Editor's Note
Paper Maroon
A UChicago version of Paper Lion: pure catnip.
Staff writer Benjamin Recchie’s original idea for “Ineligible Receiver,” his feature about the varsity football team, was an instant hit: he proposed to pull a George Plimpton by suiting up and practicing with the Chicago Maroons, getting a good look at them from the inside. To his editor—a sports and sports writing fan plus a native Detroiter with a battered copy of Plimpton’s Paper Lion on her bookshelf—the notion was pure catnip.
Plimpton’s classic work of sports journalism has a luster and life to which football is almost incidental. In 1963, the longtime editor of the Paris Review went to training camp with the Detroit Lions as a player-reporter on assignment for Sports Illustrated. He had previously pitched an all-star game with the New York Yankees and later played goalie for the Boston Bruins, experiences he captured in the books Out of My League (1961) and Open Net (1985).
You learn a lot about football reading Paper Lion, but if the sport leaves you cold, the book can still hook you. Plimpton’s first interest was people, and he watched them ply their trades to see them clearer. The more we understand his characters’ work, the better we fathom them—and this turns out to be motivation enough for even the sports-averse to absorb quite a bit about football. Paper Lion lives through its characters and their frailties and powers, which it records with an attention so intense, it’s a kind of love.

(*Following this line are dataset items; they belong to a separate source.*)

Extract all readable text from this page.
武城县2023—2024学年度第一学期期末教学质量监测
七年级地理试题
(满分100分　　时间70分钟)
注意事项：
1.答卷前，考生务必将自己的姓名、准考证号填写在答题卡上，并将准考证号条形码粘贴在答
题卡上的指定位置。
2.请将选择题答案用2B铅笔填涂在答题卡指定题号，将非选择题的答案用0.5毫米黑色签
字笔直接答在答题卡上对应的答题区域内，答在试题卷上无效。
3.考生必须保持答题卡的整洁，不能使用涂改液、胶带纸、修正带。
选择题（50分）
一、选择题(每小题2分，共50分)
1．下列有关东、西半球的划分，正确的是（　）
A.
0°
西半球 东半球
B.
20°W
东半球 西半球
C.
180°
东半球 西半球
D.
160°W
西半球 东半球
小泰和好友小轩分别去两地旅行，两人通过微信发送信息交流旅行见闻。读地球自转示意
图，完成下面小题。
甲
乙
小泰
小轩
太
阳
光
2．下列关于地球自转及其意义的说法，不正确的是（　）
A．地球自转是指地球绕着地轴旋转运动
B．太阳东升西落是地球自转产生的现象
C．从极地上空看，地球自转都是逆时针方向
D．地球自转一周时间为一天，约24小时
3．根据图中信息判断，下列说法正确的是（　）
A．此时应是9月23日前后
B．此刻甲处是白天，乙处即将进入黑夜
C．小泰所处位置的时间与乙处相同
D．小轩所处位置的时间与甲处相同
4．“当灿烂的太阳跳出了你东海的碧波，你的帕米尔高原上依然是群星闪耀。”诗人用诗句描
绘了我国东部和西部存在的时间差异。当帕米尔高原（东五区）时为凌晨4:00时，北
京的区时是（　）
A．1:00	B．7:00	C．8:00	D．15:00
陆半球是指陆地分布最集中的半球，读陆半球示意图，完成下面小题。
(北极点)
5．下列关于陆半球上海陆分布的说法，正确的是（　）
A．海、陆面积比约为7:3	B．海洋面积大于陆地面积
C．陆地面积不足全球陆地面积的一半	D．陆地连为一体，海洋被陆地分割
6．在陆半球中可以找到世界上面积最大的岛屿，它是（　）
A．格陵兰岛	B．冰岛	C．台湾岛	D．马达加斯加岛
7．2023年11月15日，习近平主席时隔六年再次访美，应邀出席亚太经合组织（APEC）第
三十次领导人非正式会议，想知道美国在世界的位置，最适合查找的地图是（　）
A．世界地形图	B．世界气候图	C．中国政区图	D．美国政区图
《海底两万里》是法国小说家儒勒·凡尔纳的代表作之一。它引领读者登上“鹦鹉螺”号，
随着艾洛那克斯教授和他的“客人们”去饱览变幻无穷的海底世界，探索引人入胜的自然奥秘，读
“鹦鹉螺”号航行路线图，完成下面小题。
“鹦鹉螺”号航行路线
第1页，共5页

Hall of fame defensive back Dick “Night Train” Lane is one such character. A cocky but meticulous craftsman, Lane warms to describing the art of intercepting footballs—a deep game that begins plays earlier. Like a pool-room hustler, Lane reveals, he lulls a receiver into complacency by being slow to the ball—“baiting him just a l’il bit”—only to pounce later. When Plimpton tries playing DB at practice, instructions ring out from the sideline, unmistakably Lane’s: “Scrabble ’roun’! Don’ regard the jukin’! Recovah! Disclose! Inform!”
It’s not just the Lions’ stars whose voices ring so clear. It’s also minor figures like the maintenance worker Bertha, who swept the high school dormitory where the players lived during camp and “wrote verse for the local paper—invariably about flowers.” Plimpton urges Bertha to expand her range and write about her work or about the players. He succeeds, at least, in getting her talking about her favorites, like tackle Gil Mains. “He’s gone now, but he was … oh my! ... Oh, he was everything that was the devil.” A Plimpton-worthy voice graces “Ineligible Receiver,” too: that of Dick Maloney, the Maroons’ head coach since 1994.
In October, we learned that the 2011 NCAA is not the 1963 NFL, and that Benjamin’s participation would be limited to donning the equipment and shadowing the team. That didn’t keep him from getting a good story about the Maroon scholar-athletes. In September, by coincidence, the New York Times also published a feature about UChicago football, “Where Football and Higher Education Mix,” which found athletics and academics well balanced here. The history of Maroon football, the Times wrote, “presents its own kind of parable: going from all to none before settling on a path in between.”